O recente debate em torno do Projeto de Decreto Legislativo (PDL) n.º 214/2025, que visa sustar os efeitos dos Decretos n.ºs 12.466/2025, 12.467/2025 e 12.499/2025 — todos voltados à majoração das alíquotas do IOF —, coloca em evidência uma das mais relevantes tensões do Direito Tributário contemporâneo: os limites da competência do Poder Executivo na alteração da carga tributária por meio de decreto.

O IOF e sua natureza dúbia: entre a extrafiscalidade e a arrecadação

O Imposto sobre Operações Financeiras (IOF) é tradicionalmente considerado um tributo de natureza extrafiscal, ou seja, dotado de função regulatória e não arrecadatória. A Constituição Federal, em seu art. 153, §1º, permite que o Poder Executivo altere suas alíquotas, sem necessidade de lei formal, justamente em razão dessa suposta característica.

Contudo, como expõe o parecer do Deputado Coronel Chrisóstomo, relator do PDL 214/2025, o que se verificou com a edição dos três decretos foi um movimento nítido de aumento generalizado da carga tributária com finalidade eminentemente arrecadatória — estimando-se, inclusive, a geração de até R$ 61 bilhões em dois anos. Isso descaracteriza o uso legítimo do IOF como instrumento de política econômica e revela um uso indevido da autorização constitucional.

O desvirtuamento da função regulamentar

A utilização de decretos para majorar tributos de forma permanente, ampla e imediata configura, no cenário jurídico-constitucional, uma violação ao princípio da legalidade tributária, ainda que exista autorização excepcional no texto constitucional.

O art. 49, inciso V, da Constituição da República confere ao Congresso Nacional o poder de sustar os atos normativos do Executivo que exorbitem do poder regulamentar. Ao que tudo indica, a elevação abrupta e simultânea das alíquotas do IOF sobre todas as suas bases de cálculo (crédito, câmbio, seguros e títulos) extrapola os limites da norma autorizadora e rompe com o dever de reserva legal.

Não se trata de regular uma política pública pontual ou atender a uma urgência macroeconômica, mas sim de impor um verdadeiro ajuste fiscal mascarado, sem debate legislativo, violando a separação dos Poderes e o direito dos contribuintes à previsibilidade e segurança jurídica.

A violação à anterioridade e à não surpresa

Ainda que o IOF não esteja sujeito à anterioridade anual e a nonagesimal (CF, art. 150, §1º), permanece em vigor o princípio da não surpresa, vinculado à previsibilidade das normas e à proteção da confiança legítima dos agentes econômicos.

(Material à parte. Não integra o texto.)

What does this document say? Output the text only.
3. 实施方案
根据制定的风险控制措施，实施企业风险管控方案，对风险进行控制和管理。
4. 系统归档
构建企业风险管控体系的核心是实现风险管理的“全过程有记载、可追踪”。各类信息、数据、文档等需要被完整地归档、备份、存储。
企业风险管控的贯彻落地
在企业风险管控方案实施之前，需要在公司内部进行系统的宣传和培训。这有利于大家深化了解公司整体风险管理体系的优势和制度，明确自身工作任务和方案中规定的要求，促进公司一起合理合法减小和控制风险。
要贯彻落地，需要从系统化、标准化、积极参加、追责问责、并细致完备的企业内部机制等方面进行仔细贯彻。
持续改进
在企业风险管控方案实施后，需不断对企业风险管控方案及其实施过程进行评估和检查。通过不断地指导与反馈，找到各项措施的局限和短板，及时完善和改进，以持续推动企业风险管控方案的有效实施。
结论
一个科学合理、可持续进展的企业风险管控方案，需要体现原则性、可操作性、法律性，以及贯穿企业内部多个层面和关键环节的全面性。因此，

Os decretos questionados, ao entrarem em vigor de forma imediata e sem qualquer escalonamento, impactaram diretamente a economia real — afetando o custo do crédito imobiliário, automotivo, rural e até o preço dos combustíveis, segundo apurado nos autos do PDL.

Além disso, a ausência de debate prévio e de transparência quanto aos critérios técnicos e objetivos da majoração tributária contribui para o ambiente de insegurança jurídica crônica, que afugenta investimentos e deteriora o ambiente de negócios.

Conclusão: a importância da atuação parlamentar como freio de arrumação

O PDL 214/2025 representa uma necessária reação do Poder Legislativo ao abuso da competência regulamentar do Executivo, restaurando a legalidade e reafirmando os limites constitucionais ao poder de tributar.

A tributação, como já ensinava Aliomar Baleeiro, é um “ato de violência institucionalizada”, e por isso mesmo deve se dar nos limites da lei, com ampla participação democrática e controle dos excessos. O IOF não pode ser tratado como um instrumento de arrecadação silenciosa e sem prestação de contas.

A sustentação do PDL deve ser apoiada por toda a comunidade jurídica e empresarial, não apenas em nome da ordem constitucional, mas para preservar a própria legitimidade do sistema tributário e a confiança no Estado de Direito Fiscal.